Representatie en het bezoek van Minister Weerwind in Rotterdam

Afgelopen maandag 25 april organiseerde D66-raadslid Joan Nunnely een bezoek van de Minister voor Rechtsbescherming Franc Weerwind in Rotterdam. Zij gingen in gesprek met sociale ondernemers, ervaringsdeskundigen uit de wijk en andere betrokkenen over hoe het recht en de rechtsbescherming in Nederland en Rotterdam beter kan. Wat daaruit voortkwam? Een signaal richting de politiek dat de menselijke maat en toegankelijkheid meer centraal moet komen te staan. Het was een zeer inspirerende dag, met ook duidelijke aandachtspunten voor de D66 fractie.
 
Het bezoek van minister Weerwind kwam niet uit de lucht vallen. De representatie van een minister van kleur is enorm belangrijk, vooral in Rotterdam, een stad die bekend staat om de vele etniciteiten en culturen die hier samenleven. Voor The Optimist schreef Joan afgelopen maand een stuk over dit onderwerp, lees deze hieronder.

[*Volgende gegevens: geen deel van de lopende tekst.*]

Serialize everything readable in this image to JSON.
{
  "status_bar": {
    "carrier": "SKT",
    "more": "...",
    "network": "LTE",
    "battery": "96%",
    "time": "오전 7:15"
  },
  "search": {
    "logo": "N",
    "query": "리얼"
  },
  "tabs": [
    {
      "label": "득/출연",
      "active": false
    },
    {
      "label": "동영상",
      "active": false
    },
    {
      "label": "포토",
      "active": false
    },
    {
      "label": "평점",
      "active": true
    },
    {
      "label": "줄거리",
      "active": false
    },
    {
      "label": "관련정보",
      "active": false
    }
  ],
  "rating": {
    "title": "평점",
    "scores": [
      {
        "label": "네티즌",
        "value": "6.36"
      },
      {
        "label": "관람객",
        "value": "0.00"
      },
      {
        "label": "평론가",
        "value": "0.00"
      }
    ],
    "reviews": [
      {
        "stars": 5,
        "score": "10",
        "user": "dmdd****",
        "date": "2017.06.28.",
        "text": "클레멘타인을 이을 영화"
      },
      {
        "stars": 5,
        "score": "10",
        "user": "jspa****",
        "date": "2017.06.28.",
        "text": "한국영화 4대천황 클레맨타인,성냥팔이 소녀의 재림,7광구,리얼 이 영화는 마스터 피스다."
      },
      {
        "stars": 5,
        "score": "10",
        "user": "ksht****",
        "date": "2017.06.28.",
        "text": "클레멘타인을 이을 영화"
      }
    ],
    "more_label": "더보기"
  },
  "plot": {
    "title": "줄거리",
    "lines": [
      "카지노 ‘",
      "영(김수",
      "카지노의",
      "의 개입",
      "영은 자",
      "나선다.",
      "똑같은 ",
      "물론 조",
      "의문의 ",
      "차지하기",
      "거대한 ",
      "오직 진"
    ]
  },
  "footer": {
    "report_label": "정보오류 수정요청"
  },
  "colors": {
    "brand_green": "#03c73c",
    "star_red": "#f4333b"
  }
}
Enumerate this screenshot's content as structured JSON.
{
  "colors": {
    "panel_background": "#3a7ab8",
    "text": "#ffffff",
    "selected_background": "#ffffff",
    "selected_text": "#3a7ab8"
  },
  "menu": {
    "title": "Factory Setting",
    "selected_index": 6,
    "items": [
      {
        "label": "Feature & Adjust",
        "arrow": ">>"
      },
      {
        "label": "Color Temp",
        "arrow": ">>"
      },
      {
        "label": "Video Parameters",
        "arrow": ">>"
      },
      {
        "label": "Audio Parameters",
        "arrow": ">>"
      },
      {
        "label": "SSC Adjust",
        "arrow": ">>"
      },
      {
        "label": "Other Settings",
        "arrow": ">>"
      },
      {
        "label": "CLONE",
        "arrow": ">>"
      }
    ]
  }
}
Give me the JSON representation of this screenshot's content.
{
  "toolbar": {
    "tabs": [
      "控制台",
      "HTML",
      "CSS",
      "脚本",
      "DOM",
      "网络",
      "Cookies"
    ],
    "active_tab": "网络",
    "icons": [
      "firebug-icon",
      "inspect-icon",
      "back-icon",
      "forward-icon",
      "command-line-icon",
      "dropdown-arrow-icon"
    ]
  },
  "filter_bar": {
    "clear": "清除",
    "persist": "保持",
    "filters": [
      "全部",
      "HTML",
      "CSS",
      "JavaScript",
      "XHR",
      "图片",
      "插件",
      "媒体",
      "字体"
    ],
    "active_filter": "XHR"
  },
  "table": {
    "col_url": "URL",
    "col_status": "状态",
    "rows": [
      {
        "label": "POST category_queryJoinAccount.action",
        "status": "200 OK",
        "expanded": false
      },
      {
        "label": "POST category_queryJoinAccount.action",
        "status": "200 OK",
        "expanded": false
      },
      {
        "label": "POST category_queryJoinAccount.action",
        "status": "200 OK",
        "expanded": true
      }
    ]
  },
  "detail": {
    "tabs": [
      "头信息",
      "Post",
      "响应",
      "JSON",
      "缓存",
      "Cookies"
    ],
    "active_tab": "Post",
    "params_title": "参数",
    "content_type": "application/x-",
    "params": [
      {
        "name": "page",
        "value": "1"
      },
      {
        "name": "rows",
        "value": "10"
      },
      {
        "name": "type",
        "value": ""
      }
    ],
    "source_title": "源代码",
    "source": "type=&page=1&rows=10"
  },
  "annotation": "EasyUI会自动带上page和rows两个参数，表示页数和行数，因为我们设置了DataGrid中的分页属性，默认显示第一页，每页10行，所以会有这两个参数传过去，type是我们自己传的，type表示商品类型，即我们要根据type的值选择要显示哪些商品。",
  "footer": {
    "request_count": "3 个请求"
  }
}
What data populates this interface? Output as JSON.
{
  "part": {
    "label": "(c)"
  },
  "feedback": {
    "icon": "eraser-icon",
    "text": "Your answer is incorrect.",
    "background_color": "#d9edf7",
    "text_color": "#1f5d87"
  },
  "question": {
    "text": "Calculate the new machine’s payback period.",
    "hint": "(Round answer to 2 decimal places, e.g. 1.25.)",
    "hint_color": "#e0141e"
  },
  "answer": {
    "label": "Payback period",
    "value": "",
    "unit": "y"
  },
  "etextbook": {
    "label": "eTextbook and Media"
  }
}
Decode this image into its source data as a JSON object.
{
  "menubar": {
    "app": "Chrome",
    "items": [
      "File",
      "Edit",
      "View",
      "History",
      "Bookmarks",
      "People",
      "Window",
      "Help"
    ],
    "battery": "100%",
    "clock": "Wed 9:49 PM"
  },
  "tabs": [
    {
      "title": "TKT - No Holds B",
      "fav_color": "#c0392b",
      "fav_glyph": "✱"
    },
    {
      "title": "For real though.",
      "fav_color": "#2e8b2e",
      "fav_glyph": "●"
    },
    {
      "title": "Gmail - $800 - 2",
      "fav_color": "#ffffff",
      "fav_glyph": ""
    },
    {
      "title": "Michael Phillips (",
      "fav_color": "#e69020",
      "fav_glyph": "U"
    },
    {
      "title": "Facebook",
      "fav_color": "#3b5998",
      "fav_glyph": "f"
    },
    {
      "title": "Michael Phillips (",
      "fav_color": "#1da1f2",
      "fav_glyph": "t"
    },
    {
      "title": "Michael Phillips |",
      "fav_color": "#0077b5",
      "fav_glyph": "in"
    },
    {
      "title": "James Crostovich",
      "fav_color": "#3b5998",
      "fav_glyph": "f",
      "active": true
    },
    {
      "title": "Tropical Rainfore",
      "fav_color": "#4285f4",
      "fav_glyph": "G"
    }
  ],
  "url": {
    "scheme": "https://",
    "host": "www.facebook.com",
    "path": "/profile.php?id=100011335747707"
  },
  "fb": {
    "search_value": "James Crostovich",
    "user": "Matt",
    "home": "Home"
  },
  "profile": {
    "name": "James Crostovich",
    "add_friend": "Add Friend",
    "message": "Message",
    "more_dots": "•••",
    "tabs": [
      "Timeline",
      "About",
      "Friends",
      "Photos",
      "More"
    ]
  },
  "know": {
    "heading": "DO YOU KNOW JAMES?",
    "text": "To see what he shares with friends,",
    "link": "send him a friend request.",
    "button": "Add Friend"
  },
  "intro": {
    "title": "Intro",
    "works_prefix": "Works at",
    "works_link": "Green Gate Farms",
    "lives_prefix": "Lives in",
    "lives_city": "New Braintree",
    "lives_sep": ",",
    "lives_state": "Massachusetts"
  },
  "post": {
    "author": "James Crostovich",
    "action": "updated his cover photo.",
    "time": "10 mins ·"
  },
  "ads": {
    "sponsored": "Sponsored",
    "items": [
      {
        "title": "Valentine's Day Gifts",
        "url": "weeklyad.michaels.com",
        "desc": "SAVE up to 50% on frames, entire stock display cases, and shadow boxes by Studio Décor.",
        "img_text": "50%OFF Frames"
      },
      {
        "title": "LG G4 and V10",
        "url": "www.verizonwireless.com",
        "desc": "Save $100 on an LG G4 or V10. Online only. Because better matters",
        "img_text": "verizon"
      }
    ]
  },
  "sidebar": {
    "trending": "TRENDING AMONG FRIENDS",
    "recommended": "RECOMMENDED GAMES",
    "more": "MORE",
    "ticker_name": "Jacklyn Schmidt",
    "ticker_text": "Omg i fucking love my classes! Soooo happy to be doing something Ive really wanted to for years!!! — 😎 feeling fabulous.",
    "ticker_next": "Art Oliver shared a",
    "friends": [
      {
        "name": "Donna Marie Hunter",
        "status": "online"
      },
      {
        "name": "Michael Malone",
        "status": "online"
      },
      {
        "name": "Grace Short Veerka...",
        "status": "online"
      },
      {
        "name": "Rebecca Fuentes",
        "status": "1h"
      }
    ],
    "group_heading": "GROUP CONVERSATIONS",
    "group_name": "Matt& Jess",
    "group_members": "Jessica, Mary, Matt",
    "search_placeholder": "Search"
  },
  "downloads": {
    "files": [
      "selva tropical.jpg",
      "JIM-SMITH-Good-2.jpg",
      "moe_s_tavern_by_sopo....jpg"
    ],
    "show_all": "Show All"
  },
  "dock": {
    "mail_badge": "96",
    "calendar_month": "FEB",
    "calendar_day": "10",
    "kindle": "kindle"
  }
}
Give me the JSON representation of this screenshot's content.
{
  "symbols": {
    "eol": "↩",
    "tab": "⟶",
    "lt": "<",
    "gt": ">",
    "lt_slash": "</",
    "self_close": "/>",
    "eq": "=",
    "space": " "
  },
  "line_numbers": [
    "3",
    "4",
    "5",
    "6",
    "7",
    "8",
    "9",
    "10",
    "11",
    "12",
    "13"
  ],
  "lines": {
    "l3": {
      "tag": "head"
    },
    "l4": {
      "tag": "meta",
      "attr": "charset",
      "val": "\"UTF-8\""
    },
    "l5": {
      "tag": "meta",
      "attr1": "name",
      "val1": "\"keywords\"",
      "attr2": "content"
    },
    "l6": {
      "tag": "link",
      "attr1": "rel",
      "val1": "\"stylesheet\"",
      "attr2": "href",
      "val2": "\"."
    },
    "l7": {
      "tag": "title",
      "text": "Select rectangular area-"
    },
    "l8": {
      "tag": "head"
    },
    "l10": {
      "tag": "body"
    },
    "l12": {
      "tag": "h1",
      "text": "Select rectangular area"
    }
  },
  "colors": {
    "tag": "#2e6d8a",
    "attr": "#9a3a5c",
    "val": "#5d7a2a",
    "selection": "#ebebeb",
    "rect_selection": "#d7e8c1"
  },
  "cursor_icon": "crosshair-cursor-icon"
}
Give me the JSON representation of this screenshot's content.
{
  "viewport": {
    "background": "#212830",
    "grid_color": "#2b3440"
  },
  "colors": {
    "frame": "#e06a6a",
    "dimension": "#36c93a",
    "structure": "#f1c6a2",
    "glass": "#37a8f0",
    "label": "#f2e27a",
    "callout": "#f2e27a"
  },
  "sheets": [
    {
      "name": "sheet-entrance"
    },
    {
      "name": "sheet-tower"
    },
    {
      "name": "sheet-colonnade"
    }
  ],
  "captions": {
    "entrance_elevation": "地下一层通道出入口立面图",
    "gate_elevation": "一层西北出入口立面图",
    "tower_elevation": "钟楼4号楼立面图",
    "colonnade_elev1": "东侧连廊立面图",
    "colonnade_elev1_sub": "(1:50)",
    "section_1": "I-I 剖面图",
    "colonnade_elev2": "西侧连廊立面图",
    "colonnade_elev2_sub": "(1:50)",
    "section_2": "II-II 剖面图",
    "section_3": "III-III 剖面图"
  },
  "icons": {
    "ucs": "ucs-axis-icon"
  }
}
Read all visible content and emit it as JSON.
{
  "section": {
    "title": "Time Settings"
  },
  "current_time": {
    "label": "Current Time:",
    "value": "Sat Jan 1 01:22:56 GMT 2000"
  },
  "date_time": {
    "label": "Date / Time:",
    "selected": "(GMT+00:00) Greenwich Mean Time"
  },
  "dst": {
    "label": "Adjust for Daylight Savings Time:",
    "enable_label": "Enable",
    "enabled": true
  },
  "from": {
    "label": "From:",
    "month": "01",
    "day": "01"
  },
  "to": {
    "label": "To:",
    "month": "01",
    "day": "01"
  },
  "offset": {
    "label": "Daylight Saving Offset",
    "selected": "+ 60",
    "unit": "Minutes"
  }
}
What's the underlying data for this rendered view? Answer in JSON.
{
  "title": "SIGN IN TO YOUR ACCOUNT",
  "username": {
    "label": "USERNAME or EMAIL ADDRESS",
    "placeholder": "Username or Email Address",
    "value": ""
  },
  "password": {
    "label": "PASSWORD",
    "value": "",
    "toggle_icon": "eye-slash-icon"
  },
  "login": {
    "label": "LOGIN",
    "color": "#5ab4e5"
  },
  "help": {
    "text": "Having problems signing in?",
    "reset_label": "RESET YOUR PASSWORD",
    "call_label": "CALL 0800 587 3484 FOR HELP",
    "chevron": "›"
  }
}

“Gloeiend van trots zat ik voor de tv toen minister Franc Weerwind de woorden ‘Zo waarlijk helpe mij God almachtig’ uitsprak. Ik deed nog net geen dansje, maar ontroerd en vervuld van blijdschap was ik wel. En met mij honderdduizenden mensen met Surinaamse, Caribische en Afrikaanse roots in Nederland en aan de andere kant van de oceaan.
 
Voor onze gemeenschap is de symbolische waarde van een minister met Creoolse ouders enorm. Het is de kroon op een proces van jarenlange emancipatie van de Surinaamse gemeenschap die teruggaat naar de plantages van onze voorouders. Sinds de afschaffing van de slavernij in 1863 was het slechts één man met onze roots, Abraham Ellis, gelukt om door te dringen tot het centrum van de macht.
 
Voor veel Nederlanders is ons gevoel van trots niet voor te stellen omdat iedereen ervan uitgaat dat de kansen voor alle Nederlanders gelijk zijn dankzij het uitstekende schoolsysteem en de mogelijkheden die voor het oprapen liggen. Maar niets is minder waar. De weg naar boven voor onze kinderen kent meer valkuilen en hobbels dan die van het gemiddelde kabinetslid. Het is niet zo dat omdat we dezelfde taal spreken, we ook dezelfde woorden verstaan.
 
Het is daarom zo knap dat het Franc is gelukt om de route af te leggen. Een route die ongetwijfeld ook voor hem niet gemakkelijk geweest moet zijn, want als kind van donkere ouders kun je erop rekenen dat je met een te laag schooladvies de weg naar boven begint. Extra hard werken, niet te veel opvallen en geen grote mond zal ook onze minister van Rechtsbescherming van huis uit mee hebben gekregen. Franc is een overlever, slim en hyperambitieus getuige zijn keuze voor Leiden als studiestad en Minerva als studentenvereniging. Daar leerde hij de studenten kennen die hem later verder brachten en deuren voor hem openden. Daar leerde hij hoe belangrijk een netwerk is van mensen die uit een ander milieu komen dan jijzelf.
 
Voor onze gemeenschap is Franc een geschenk, want donkere kinderen zullen nu zien dat ook
zij minister kunnen worden in Nederland. Een idee dat heel veel kinderen niet vanzelfsprekend hebben. Recent werden we daar weer mee geconfronteerd tijdens het bezoek van het Covid Urgent Team op een markt in Amsterdam-Zuidoost. Daar werd een van de donkere artsen aangestaard door een meisje van een jaar of zes. Zij had nog nooit een arts van kleur gezien en stamelde: ‘Dus ik kan ook dokter worden…’.”